There are some negative depictions of Obama and his administration in the movie. Did that feel like violating a pop-cultural taboo of some kind?
I voted for Barack Obama twice and I’m glad I was able to do that. I think he was a remarkable leader. But that doesn’t mean he was perfect. And the fact that nobody was held accountable for all of this and that his decision was, in his own words, to turn the page speaks to a lack of accountability in government that we are still suffering from to this day. I don’t know if it is or isn’t a taboo amongst some people. The fact that we are not able to have our leaders on either side of the aisle be both good and bad, to make mistakes and do great things is part of the problem that we face as a country. Then we’re dealing idolatry and not democracy, and that can’t be the right thing.
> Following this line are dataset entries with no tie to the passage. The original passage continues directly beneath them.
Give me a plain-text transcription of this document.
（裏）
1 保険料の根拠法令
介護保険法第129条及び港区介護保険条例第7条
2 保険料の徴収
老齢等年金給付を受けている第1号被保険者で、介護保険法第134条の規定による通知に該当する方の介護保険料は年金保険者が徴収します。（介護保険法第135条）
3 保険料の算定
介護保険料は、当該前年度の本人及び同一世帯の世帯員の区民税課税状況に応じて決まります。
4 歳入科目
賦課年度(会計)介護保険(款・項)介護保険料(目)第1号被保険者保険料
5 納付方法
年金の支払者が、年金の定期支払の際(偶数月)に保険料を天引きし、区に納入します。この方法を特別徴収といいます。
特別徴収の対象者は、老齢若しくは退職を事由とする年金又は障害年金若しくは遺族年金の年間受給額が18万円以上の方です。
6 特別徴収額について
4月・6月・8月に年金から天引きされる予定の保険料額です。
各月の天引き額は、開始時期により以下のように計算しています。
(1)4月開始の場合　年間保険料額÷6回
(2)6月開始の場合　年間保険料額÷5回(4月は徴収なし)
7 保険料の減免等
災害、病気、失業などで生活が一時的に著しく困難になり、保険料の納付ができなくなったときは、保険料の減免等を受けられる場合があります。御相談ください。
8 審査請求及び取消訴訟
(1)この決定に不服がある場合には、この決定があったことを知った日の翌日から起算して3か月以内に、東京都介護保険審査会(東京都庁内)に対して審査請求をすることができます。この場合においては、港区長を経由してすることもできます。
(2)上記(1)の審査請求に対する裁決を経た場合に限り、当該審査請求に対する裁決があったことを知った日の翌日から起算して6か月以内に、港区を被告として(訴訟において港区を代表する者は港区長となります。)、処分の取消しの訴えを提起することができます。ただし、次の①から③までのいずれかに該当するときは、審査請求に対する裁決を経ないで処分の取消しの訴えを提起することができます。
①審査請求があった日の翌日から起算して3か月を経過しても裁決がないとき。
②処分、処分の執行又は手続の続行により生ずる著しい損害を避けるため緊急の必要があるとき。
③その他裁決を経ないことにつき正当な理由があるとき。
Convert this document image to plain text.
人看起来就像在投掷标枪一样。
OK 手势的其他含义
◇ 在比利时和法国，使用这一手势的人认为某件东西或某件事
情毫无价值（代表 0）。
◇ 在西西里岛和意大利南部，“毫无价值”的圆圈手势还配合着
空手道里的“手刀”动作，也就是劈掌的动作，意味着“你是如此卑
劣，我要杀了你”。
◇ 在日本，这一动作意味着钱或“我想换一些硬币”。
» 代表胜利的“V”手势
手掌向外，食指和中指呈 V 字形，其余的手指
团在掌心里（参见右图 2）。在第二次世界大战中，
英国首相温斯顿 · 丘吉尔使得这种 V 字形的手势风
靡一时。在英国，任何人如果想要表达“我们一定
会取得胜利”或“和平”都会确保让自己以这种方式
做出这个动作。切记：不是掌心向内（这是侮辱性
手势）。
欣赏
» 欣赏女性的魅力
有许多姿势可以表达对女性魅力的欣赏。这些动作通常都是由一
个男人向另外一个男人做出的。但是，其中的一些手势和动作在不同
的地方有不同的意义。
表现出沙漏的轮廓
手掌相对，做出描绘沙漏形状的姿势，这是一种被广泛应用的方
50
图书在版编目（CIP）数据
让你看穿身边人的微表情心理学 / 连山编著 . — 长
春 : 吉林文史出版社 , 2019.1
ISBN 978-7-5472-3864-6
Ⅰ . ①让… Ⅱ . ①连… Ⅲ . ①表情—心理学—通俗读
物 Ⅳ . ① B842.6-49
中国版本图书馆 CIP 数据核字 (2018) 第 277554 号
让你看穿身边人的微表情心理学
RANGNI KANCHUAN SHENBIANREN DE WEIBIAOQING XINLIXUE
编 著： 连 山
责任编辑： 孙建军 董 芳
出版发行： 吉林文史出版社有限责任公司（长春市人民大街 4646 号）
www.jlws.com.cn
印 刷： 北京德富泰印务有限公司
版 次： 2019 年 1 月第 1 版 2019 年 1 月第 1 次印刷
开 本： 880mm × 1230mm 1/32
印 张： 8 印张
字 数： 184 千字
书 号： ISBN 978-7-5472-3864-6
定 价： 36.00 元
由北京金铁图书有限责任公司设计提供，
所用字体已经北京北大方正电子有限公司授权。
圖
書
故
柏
But one of my favorite parts of the story is that the [anti-torture] law that is finally passed is through a McCain-Feinstein bill or amendment. And so there was a moment in time, not so long ago, when people were able to reach across the aisle and say this isn’t who we are, we need to work together to solve this problem. And that to me is what is hopeful in this movie, that we can find common ground to solve some really fundamental issues.  And whatever the sins of the Obama administration were in failing to prosecute people who may have done bad things,  they pale in comparison to the sins of the CIA for instigating this program and the sins of the Bush administration for allowing it to continue and expand. And so in the ranking of wrongdoing, Barack Obama is at the bottom of people who did bad things. It’s important that that hierarchy remain intact. He didn’t start this program. He didn’t okay it. He made a decision that rather than fully investigate in the manner of the 9/11 commission, that he wanted to move on.